Whether the number and nature of illnesses were far less than they are today or knowledge about them, their causes and appropriate treatment itself was scanty is a matter of conjecture to decide on the reality. Thanks to paucity of that knowledge and also highly limited diagnostic means and methods in days gone by, doctors were rated for their soft attitude towards their patients and their kin. That feature deserves a bit of pondering about.
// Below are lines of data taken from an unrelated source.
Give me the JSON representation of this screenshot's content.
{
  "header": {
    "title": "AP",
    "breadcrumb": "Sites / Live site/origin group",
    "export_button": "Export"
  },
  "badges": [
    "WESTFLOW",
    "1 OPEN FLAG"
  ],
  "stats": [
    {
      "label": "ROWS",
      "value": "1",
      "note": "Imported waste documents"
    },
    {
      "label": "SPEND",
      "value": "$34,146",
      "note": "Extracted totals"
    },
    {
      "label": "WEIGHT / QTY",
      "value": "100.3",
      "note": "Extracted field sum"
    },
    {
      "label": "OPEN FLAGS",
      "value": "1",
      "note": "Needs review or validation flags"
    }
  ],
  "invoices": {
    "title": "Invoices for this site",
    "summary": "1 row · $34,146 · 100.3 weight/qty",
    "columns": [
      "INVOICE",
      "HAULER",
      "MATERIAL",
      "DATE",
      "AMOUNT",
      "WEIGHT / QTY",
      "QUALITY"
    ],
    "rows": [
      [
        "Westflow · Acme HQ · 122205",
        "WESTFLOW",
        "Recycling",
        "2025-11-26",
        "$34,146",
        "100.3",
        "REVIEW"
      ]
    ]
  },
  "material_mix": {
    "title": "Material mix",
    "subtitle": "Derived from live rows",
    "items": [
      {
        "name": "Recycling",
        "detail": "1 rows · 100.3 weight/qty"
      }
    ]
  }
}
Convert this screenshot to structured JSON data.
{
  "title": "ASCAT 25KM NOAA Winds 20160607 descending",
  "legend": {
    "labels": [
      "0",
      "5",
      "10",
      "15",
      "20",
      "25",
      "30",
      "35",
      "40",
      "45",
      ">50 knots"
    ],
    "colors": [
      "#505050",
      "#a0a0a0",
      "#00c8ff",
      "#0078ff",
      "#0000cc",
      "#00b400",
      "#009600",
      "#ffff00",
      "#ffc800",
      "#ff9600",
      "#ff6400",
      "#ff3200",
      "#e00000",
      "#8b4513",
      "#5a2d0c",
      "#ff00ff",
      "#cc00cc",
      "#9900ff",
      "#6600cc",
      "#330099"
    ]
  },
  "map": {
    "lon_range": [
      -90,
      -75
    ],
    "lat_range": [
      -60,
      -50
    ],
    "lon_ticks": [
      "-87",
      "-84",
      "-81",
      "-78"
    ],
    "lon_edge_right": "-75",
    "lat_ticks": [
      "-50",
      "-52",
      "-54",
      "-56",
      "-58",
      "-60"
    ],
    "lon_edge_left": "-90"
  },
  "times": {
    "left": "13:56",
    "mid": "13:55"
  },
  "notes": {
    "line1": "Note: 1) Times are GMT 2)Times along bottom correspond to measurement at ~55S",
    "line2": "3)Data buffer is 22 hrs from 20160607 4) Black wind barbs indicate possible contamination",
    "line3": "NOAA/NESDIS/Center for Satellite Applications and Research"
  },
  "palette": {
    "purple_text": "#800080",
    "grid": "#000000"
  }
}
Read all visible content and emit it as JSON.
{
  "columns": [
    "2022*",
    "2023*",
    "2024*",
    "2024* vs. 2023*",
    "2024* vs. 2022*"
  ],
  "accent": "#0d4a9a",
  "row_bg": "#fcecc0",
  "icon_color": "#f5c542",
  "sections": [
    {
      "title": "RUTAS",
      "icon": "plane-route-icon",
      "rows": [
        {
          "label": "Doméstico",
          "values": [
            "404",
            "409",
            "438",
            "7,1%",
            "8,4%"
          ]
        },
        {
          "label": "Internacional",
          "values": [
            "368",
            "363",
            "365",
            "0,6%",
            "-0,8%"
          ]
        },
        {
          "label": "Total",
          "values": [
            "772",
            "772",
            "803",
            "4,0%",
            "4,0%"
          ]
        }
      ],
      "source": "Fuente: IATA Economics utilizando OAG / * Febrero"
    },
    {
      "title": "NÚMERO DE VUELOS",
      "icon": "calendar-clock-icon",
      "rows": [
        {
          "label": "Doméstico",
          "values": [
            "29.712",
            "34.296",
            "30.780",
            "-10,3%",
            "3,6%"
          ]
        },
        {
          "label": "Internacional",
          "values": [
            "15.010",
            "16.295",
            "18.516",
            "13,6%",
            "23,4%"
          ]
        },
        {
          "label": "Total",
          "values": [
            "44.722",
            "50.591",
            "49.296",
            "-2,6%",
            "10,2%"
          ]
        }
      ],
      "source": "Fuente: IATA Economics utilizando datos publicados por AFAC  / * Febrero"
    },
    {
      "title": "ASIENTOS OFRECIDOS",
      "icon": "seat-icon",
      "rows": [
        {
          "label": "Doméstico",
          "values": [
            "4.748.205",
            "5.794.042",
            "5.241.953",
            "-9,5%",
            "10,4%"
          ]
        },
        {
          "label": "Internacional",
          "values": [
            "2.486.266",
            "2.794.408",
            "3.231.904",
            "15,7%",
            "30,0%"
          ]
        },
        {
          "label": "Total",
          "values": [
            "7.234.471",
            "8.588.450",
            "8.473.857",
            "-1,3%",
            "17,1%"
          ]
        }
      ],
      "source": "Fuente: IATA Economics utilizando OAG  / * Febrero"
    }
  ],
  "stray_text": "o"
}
In addition to the steadily growing list of illnesses bugging the humankind, even as the names of a great number of them sound befuddling even to the cognoscenti, not only the branches of their study, called specialisations, but also the curriculum have expanded to an extent that training of medical professionals has tended to be a daunting affair, not to forget the cost that the parents of the aspiring students are required to cough up. The healers in white coat have to be not only doing their best in attending on their patients but also seem to be doing their best in the context of instances of the kin of patients creating scenes in the hospitals accusing the doctors of negligence, resulting in outrage and assaults on the attending doctor as well as fixtures of the institution. Bad apples are part of workforce not only in the medical profession but also in others.
In the backdrop of the aforementioned scenario, the measure of rolling out a month-long orientation by the Medical Council of India (MCI) with doctrine comprising medical ethics, professionalism, communication skills, stress management, interpersonal relationships, gender sensitivity and presentation of the case to the kin is most timely to restore the sagging image of the profession itself.